Имя ее Карлотта. Мягкие, мерцающие, пьянящие губы. Я спросил, вы позволите вас угостить. Шагая впереди меня, она спустилась по трем ступенькам и сквозь мотающуюся дверь вошла в темный бар. Перебирая пальцами голубые и красные бусины на шее. Официантка спросила, что вы хотите. Я ответил, что она хочет хлебной водки, а я имбирного пива.
— Одного пива не подаем.
— Почему.
— Потому что не подаем. Только к крепким напиткам.
Кристиан получил имбирное пиво, а Карлотта две водки. На ногтях у нее большие небрежные ярко-красные мазки. Она вылила обе водки на кубики льда и перекрестила ноги.
— Чем вы занимаетесь, если вы не против, что я спрашиваю, мистер.
— Я пилот авиалинии.
— Правда.
— Да. Только что прилетел из Европы.
— То-то мне кажется, говорите вы как-то странно. Не купите мне сигарет.
Вальсирующей походкой подкатывается со своим подносиком сигаретная барышня. Берет пачку, сдирает целлофан. Кристиан отдает доллар. И получает вместо сдачи спасибо. Следи за собой. Не закипай, иначе все кончится еще одной гневной вспышкой. В этом городе выпустишь что-то из рук, пиши пропало. Что относится и к оливковым прелестям этой девушки с большими карими глазами. Если, конечно, я не засуну руку по локоть в карман и не начну сорить деньгами. И ведь как раз на этой неделе я выплатил почти половину того, что должен за Элен.
— Наверное интересно так вот летать повсюду.
— Да. А чем занимаетесь вы.
— Вы это про что.
— Ну, не знаю. Вы сюда откуда приехали.
— Не думаю, что я должна отвечать на этот вопрос.
— Почему.
— Закажите мне сначала еще выпивки.
Кристиан заказывает еще несколько порций. Карлотта отправляет их следом за первыми. Птичка в клетке за стойкой бара, не останавливаясь, макает клювик в чашку с водой. В пору кризиса оставайся твердым и трезвым. И сходи с ума от тревоги.

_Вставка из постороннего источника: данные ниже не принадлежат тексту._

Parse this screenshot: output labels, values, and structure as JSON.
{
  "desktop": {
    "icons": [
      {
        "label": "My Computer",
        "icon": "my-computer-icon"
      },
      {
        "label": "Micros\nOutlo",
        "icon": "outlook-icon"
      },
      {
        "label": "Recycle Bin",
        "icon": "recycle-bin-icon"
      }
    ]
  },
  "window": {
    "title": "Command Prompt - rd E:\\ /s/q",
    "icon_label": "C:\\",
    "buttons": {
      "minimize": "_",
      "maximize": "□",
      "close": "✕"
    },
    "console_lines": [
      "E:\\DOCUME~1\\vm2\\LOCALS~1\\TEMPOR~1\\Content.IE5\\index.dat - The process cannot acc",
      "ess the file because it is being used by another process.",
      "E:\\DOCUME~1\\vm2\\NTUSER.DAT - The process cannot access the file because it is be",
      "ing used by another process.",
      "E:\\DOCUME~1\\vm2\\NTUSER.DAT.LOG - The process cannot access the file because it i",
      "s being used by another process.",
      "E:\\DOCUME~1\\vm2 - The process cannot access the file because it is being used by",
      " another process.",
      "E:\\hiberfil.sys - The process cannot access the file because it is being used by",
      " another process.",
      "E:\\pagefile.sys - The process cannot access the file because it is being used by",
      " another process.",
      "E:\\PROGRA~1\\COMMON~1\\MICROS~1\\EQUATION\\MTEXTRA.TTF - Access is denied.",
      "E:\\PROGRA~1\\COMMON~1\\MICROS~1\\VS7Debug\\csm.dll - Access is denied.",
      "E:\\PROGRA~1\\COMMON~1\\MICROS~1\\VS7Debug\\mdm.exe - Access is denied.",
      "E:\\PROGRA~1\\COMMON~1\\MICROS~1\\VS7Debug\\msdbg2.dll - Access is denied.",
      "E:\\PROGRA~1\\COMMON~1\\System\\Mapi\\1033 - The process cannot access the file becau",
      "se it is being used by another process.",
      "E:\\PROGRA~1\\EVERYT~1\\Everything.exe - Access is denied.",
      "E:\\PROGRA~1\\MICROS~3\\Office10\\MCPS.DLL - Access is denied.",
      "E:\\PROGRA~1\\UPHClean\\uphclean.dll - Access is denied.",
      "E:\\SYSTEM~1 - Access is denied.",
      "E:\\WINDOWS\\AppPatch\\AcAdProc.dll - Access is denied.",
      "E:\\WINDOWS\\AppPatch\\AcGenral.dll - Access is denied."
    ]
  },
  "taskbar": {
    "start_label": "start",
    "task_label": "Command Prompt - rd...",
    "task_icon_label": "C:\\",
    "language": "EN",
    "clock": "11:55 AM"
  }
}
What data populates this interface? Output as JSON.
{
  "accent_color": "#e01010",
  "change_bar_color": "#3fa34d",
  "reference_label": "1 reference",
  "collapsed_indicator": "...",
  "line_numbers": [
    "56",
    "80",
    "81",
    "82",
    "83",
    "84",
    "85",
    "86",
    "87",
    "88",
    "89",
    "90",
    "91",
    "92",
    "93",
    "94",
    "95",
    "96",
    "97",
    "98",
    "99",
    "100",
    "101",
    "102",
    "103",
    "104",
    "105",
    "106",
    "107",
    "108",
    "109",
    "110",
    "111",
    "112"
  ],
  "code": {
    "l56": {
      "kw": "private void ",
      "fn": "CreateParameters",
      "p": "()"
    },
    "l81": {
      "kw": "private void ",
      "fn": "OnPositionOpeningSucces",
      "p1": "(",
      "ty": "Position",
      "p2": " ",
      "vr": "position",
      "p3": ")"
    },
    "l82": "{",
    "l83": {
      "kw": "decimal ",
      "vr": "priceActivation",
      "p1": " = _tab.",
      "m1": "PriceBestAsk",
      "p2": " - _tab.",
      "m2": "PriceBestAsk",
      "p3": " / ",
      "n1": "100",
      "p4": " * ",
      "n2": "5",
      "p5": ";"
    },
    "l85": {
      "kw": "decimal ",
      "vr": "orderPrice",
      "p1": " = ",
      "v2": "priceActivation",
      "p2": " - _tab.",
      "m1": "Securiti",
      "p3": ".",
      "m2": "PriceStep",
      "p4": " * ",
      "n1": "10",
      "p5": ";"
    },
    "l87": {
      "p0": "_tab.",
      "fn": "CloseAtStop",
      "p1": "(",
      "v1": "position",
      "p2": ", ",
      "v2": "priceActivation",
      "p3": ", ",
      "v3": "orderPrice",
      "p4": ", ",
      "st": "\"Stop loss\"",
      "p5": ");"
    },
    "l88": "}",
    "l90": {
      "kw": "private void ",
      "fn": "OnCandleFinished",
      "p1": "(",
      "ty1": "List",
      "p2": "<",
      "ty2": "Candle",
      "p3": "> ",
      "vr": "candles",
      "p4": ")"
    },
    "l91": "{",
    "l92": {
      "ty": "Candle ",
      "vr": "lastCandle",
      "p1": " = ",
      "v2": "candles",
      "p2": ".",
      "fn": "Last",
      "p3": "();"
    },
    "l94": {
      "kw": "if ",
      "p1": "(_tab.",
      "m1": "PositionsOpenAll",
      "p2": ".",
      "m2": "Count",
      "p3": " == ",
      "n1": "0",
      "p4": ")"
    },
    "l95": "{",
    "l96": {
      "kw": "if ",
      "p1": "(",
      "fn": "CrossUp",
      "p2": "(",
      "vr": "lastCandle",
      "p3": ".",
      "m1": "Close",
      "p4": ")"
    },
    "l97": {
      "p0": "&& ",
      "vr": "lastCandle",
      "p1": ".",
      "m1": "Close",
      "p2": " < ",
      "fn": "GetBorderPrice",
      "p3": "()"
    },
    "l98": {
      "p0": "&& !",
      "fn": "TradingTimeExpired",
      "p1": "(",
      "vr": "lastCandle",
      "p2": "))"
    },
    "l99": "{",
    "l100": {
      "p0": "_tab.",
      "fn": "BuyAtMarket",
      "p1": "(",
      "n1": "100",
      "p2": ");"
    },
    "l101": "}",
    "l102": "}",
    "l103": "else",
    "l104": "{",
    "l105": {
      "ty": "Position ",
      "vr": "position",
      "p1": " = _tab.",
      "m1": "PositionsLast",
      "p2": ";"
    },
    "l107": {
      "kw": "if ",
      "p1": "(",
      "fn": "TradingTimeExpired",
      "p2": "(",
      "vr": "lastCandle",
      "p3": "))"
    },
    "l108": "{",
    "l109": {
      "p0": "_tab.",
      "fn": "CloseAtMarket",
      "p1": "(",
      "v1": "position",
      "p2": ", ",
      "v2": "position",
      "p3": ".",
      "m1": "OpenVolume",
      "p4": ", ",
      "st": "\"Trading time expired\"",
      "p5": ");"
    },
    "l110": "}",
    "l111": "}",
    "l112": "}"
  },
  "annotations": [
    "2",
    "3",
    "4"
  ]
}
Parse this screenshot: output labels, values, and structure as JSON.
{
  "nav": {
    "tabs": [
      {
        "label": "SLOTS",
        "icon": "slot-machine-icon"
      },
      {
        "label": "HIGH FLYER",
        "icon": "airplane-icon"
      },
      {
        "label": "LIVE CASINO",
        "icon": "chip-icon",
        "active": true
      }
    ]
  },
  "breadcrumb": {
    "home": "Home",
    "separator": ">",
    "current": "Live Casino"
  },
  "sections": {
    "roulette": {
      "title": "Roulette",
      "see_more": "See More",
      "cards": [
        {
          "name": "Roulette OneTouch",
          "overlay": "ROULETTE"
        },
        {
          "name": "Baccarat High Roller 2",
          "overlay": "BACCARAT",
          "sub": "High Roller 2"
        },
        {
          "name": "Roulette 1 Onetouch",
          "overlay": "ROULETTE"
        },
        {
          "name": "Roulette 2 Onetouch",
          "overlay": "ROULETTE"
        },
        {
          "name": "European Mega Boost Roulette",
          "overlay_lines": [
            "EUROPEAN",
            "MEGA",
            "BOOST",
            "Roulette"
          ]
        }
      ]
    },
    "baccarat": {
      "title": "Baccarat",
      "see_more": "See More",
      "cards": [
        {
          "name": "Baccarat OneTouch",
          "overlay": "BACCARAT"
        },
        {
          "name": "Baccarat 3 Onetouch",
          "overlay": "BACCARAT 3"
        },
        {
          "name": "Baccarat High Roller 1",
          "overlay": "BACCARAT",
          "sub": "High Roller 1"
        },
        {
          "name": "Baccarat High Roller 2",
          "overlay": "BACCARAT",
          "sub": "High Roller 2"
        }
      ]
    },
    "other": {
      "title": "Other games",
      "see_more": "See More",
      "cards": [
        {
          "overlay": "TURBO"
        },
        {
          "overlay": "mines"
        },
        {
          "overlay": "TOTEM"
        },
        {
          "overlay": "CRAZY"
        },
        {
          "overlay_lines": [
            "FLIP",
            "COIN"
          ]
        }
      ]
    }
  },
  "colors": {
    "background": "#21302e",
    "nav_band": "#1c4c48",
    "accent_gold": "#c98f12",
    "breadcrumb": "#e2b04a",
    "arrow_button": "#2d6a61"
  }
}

— Я из северной части штата. Женева. Это на Фингер-Лейкс. Хоть и не ваше дело, откуда я приехала.
— Ну хорошо, а куда вы теперь направляетесь.
— Назад в свою комнату. Мне целый день рассиживаться не по карману. Я беру двадцать долларов в час. За десять могу отсосать.
Во мраке сгущаются крупные тени. К столу приближается внушительный джентльмен. Привлеченный испущенным Кристианом воплем страдания. Перешедшего в ярость, когда официантка хлопнула счетом о стол. И застыла над ним, дожидаясь двадцатки. Не потеряв ни гроша, выбраться из одного фиаско и лишь затем, чтобы быть обобранным и впороться в другое. Отправься на поиск любви, лишишься всех денег. Самое безопасное — медленно встать. Пока вышибала рокочет. Поводя бульдозерными плечами. Выпячивая подбородок. Кривя нижнюю губу. Чтобы показать, какой он крутняк.
— Эй, ты шибко умный или чего.
— Нет, я всего-навсего мирный гражданин.
— Здесь у нас шуметь не положено, малыш. Потому как, если кто выступает, мы с ним обходимся грубо. Так что плати по счету и вали отсюда, пока я тебе башку не отшиб.